For those organizations who don’t set out with their desired culture, a negative culture will set in by default.
The Culture in a Sales Office
In most sales offices, the goal is naturally to make more sales. This is logical; all companies want to generate more revenue. Greasy spoons want to sell more bacon and eggs and real estate companies want to sell more homes. But when the goal of “more sales” is so obsessed over that it becomes the company’s default culture, a whole host of service problems are created. Whatever management says is important in the terms of recognition or reward is what staff will focus on. It’s pretty simple. You can talk a good talk about quality, service, teamwork and initiative all you want, but if these things never get recognized in any established way, then it’s nothing but empty words with no actions. Those who care about client relationships will slowly leave, and slowly the company will attract more sales sharks.
Culture is always at work, impacting the company, it’s whether management is steering this activity or if it’s happening by default.

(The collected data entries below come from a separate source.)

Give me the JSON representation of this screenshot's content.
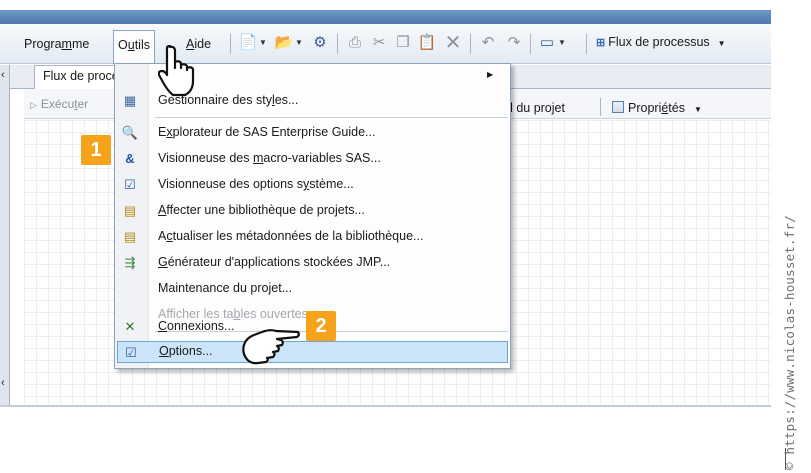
{
  "menubar": {
    "items": [
      {
        "label_pre": "Progra",
        "label_ul": "m",
        "label_post": "me"
      },
      {
        "label_pre": "O",
        "label_ul": "u",
        "label_post": "tils"
      },
      {
        "label_pre": "",
        "label_ul": "A",
        "label_post": "ide"
      }
    ],
    "toolbar_icons": [
      "new-icon",
      "open-icon",
      "sas-server-icon",
      "print-icon",
      "cut-icon",
      "copy-icon",
      "paste-icon",
      "delete-icon",
      "undo-icon",
      "redo-icon",
      "window-layout-icon"
    ],
    "flux_label": "Flux de processus"
  },
  "left_strip": {
    "top_char": "‹",
    "bottom_char": "‹"
  },
  "document_tab": {
    "label": "Flux de proce"
  },
  "doc_toolbar": {
    "run_pre": "Exécu",
    "run_ul": "t",
    "run_post": "er",
    "journal_label": "rnal du projet",
    "props_pre": "Propri",
    "props_ul": "é",
    "props_post": "tés"
  },
  "dropdown": {
    "items": [
      {
        "pre": "Ge",
        "ul": "",
        "post": "stionnaire des sty",
        "ul2": "l",
        "post2": "es...",
        "icon": "style-manager-icon",
        "disabled": false
      },
      {
        "pre": "E",
        "ul": "x",
        "post": "plorateur de SAS Enterprise Guide...",
        "icon": "explorer-icon",
        "disabled": false
      },
      {
        "pre": "Visionneuse des ",
        "ul": "m",
        "post": "acro-variables SAS...",
        "icon": "macro-variables-icon",
        "disabled": false
      },
      {
        "pre": "Visionneuse des options s",
        "ul": "y",
        "post": "stème...",
        "icon": "system-options-icon",
        "disabled": false
      },
      {
        "pre": "",
        "ul": "A",
        "post": "ffecter une bibliothèque de projets...",
        "icon": "assign-library-icon",
        "disabled": false
      },
      {
        "pre": "A",
        "ul": "c",
        "post": "tualiser les métadonnées de la bibliothèque...",
        "icon": "update-metadata-icon",
        "disabled": false
      },
      {
        "pre": "",
        "ul": "G",
        "post": "énérateur d'applications stockées JMP...",
        "icon": "jmp-generator-icon",
        "disabled": false
      },
      {
        "pre": "Maintenance du projet...",
        "ul": "",
        "post": "",
        "icon": "",
        "disabled": false
      },
      {
        "pre": "Afficher les ta",
        "ul": "b",
        "post": "les ouvertes...",
        "icon": "",
        "disabled": true
      },
      {
        "pre": "",
        "ul": "C",
        "post": "onnexions...",
        "icon": "connections-icon",
        "disabled": false
      },
      {
        "pre": "",
        "ul": "O",
        "post": "ptions...",
        "icon": "options-icon",
        "disabled": false
      }
    ]
  },
  "steps": {
    "one": "1",
    "two": "2"
  },
  "watermark": "© https://www.nicolas-housset.fr/"
}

The rub is that most customers want really good service. Companies like Starbucks & Whole Foods prove that people are willing to pay a fair price for good service. It’s when the service becomes notoriously poor that customers demand rock bottom prices. So when your default culture is to “make more sales” instead of “knock the socks off your client’s expectations”, you enter into a race to the bottom where no on wins, especially the customer.
Real Estate Culture
Whether we are talking about an entire brokerage or a smaller team with 1 leader, most fall victim to the “more sales” goal, which has defaulted into their culture. Quantity and volume are critical, because this is what is being recognized as a success. Quality is spoken of, of course. Yes, we strive to provide THE BEST service to our clients. But this talk of “best service” isn’t written into any of their standard practices, their Key Performance Indicators, their systems, or processes. Their staff receive no rewards or recognition for the relationships they build that are deeper than a Facebook like or a cold call.
Culture is an incredibly difficult thing to get right, and an incredibly easy thing to get wrong.
I truly believe that a company’s culture must be founded on the customer experience and empowering staff to take ownership over this process. This requires ensuring there is no negative impact for trying to do the right thing, and no positive reward for cutting corners. Whether you run a greasy spoon or a real estate team, if you focus on creating a culture of empowerment and service, the happy customers and greater sales will naturally come.